Aly Brunson

If you're like most people, you didn't enjoy learning when you were pressured to do so. Accountability and pressure is, to some extent, an inevitable part of school. The problem is, after so many years of associating learning with school, we forget how fun it can be.

Children are naturally curious. They're constantly asking questions. Why is the sky blue? How many sequins are on that dress? Why do bears sleep all winter? Most importantly, why do I have to learn this? They may like to learn, but they don't always want to learn what we want them to know. There are two ways to respond.

1. Force them. As parents and teachers, we are in charge. We can force them into a classroom. We can call on them when their hands are down. We can force feed them English grammar and a resentment of the language all in one bitter spoonful. There's a better way.

2. Make them laugh. It is possible for students to have fun in class. Most students like anything competitive. (Think spelling bee versus spelling test.) Young students love doing anything that allows them to move around.

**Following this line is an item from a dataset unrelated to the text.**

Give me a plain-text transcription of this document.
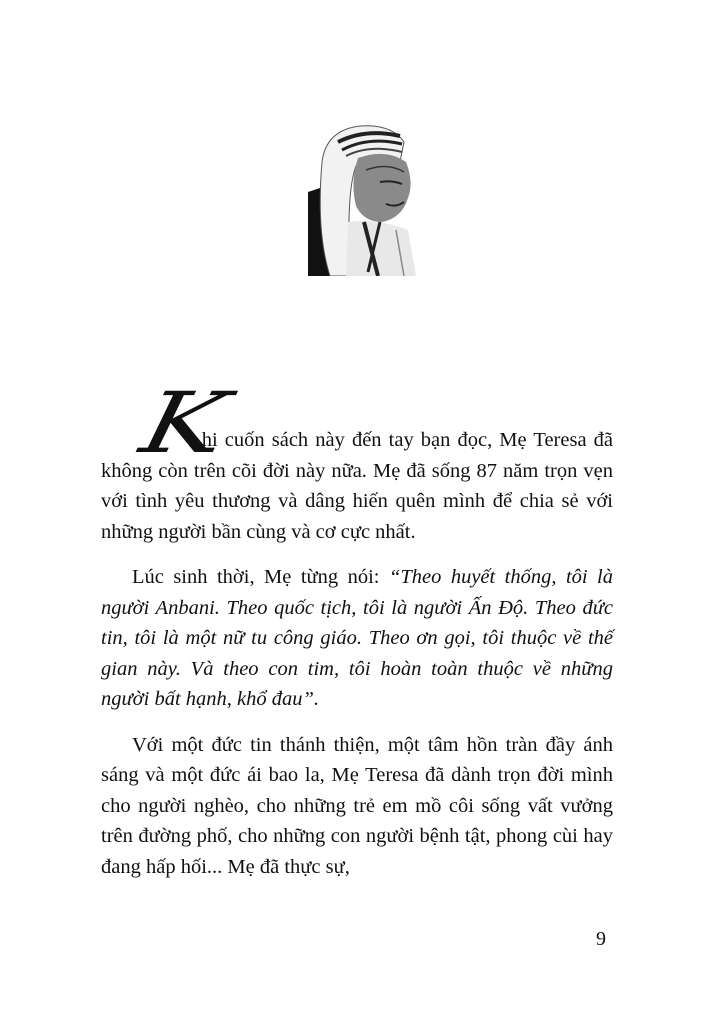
Khi cuốn sách này đến tay bạn đọc, Mẹ Teresa đã không còn trên cõi đời này nữa. Mẹ đã sống 87 năm trọn vẹn với tình yêu thương và dâng hiến quên mình để chia sẻ với những người bần cùng và cơ cực nhất.

Lúc sinh thời, Mẹ từng nói: “Theo huyết thống, tôi là người Anbani. Theo quốc tịch, tôi là người Ấn Độ. Theo đức tin, tôi là một nữ tu công giáo. Theo ơn gọi, tôi thuộc về thế gian này. Và theo con tim, tôi hoàn toàn thuộc về những người bất hạnh, khổ đau”.

Với một đức tin thánh thiện, một tâm hồn tràn đầy ánh sáng và một đức ái bao la, Mẹ Teresa đã dành trọn đời mình cho người nghèo, cho những trẻ em mồ côi sống vất vưởng trên đường phố, cho những con người bệnh tật, phong cùi hay đang hấp hối... Mẹ đã thực sự,

9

Even boring classroom routines can be funny.

Name calling

Start class in the lobby. When students are lining up for class, don't stare at the clock. Say, “Amy is a trash can.” “Toilet” and “potato” are also quite popular insults among my students. A particularly creative student once informed me that I'm a three-headed chicken. The students love calling the teacher names without getting into trouble. Choose “insults” from the current unit. They'll recall vocabulary words for fun and enter class already warmed up.

Tip: If you're not sure how your students will respond, start by name calling fellow teachers. The students will pick up on the game quickly.

Use silly examples

Even something as simple as presenting new grammar points with funny sentences can brighten up a class. My class practiced using “prefer to” with sentences like “Would you prefer to eat a zombie or drink pee-pee?” Zombie eating has been a meme in the class ever since.

Stress and learning often go together in school, but truth be told, they aren't very good partners. Stress actually interferes with memory and makes it harder to learn. Dopamine, however, improves our memory. Not only is it more pleasant to learn when we're happy, it's easier.

I've been teaching English to kids and teens for a year and a half now, and I'm going to tell you a secret. The students that speak English the best aren't necessarily the students who focus hard in class, who memorize all the words perfectly, and who study at home. The best English learners are the ones who have fun. They've found a reason to like English, and they don't study; they play.